A few days ago we were woken by the sound of rain pattering on the dry earth.
Because of the rain that day, the Londolozi Cubs Den was a hive of activity, with various arts and crafts on the go. One of them being fairy decorating.
Each child was given a wooden fairy on which they painted glue onto a specific part of the fairy, which they then dusted with colourful glitter. The end result being a beautiful, colourful and glittering fairy.
The children enjoyed the placing them in aloes and against a tree trunk – ideal fairy habitat!
That afternoon after the rain had subsided we set out on an evening safari. The bush looked fresh and clean after the rain.
We had an incredible couple of hours on drive, in which we saw the Nhlanguleni and Mashaba female leopards re-marking their respective and adjacent territories, calling back and forth at one another across a deep drainage line. Due to the rain their scent on the bushes and usual marking spots would have been washed away therefore making it important that they re-establish their territorial boundaries so that other leopards would know that the area is occupied.

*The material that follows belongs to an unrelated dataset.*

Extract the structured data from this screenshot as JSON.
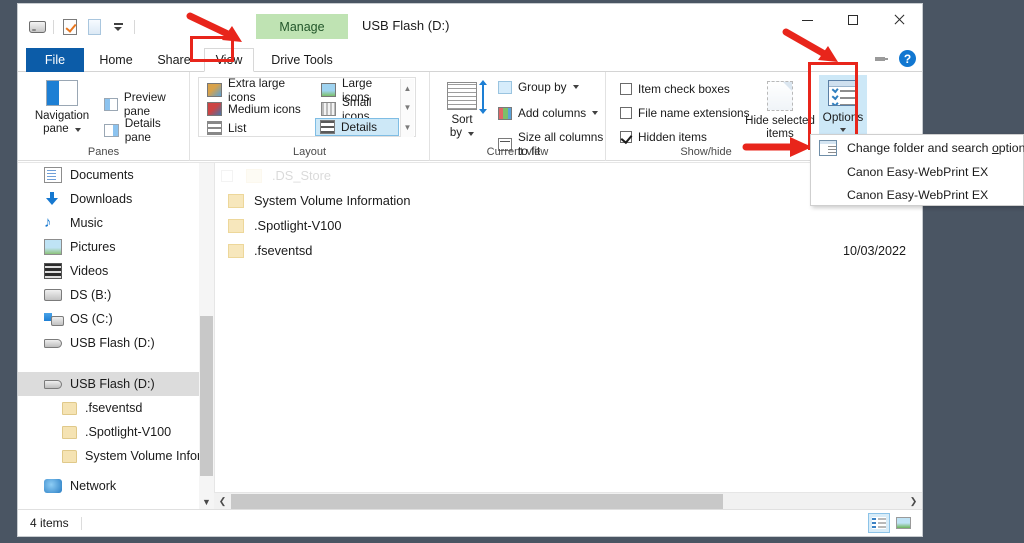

As we rounded a corner while following the Mashaba female, the children next to me exclaimed with joy “FAIRIES!” and pointed excitedly at the magnificent eruption of what did indeed look like a million tiny fairies clouding the evening sky. In actual fact it was one of the most amazing sights in the bush; an emergence of termite alates (commonly called “flying ants”). It was as if one was watching a volcano erupt! There were never-ending waves of these disperser termites becoming airborne and flying off into the sunset in the hope of starting a colony of their own.
A flying ant is a potential king or queen of a future termite colony. They are the only termites that develope wings. After rain these alates (the correct term for them) emerge into the open, flying away from their natal colony to start a colony of their own. Once reaching a suitable location their wings fall off, and the females release pheromones into the air to attract males. A pair will burrow down in a suitable spot, seal off the entrance and begin mating. After mating, the pair will never go outside and will remain in the colony for the rest of their lives (up to 20yrs for the female). After establishing their colony, the cycle will begin again after the next rains.
This link between fairies and flying ants is a wonderful example of how nature can stimulate a child’s imagination and educational knowledge. The bush that evening linked a craft activity with an actual biological process, opening a child’s eyes to the endless wonders of the bush and different cycles of life.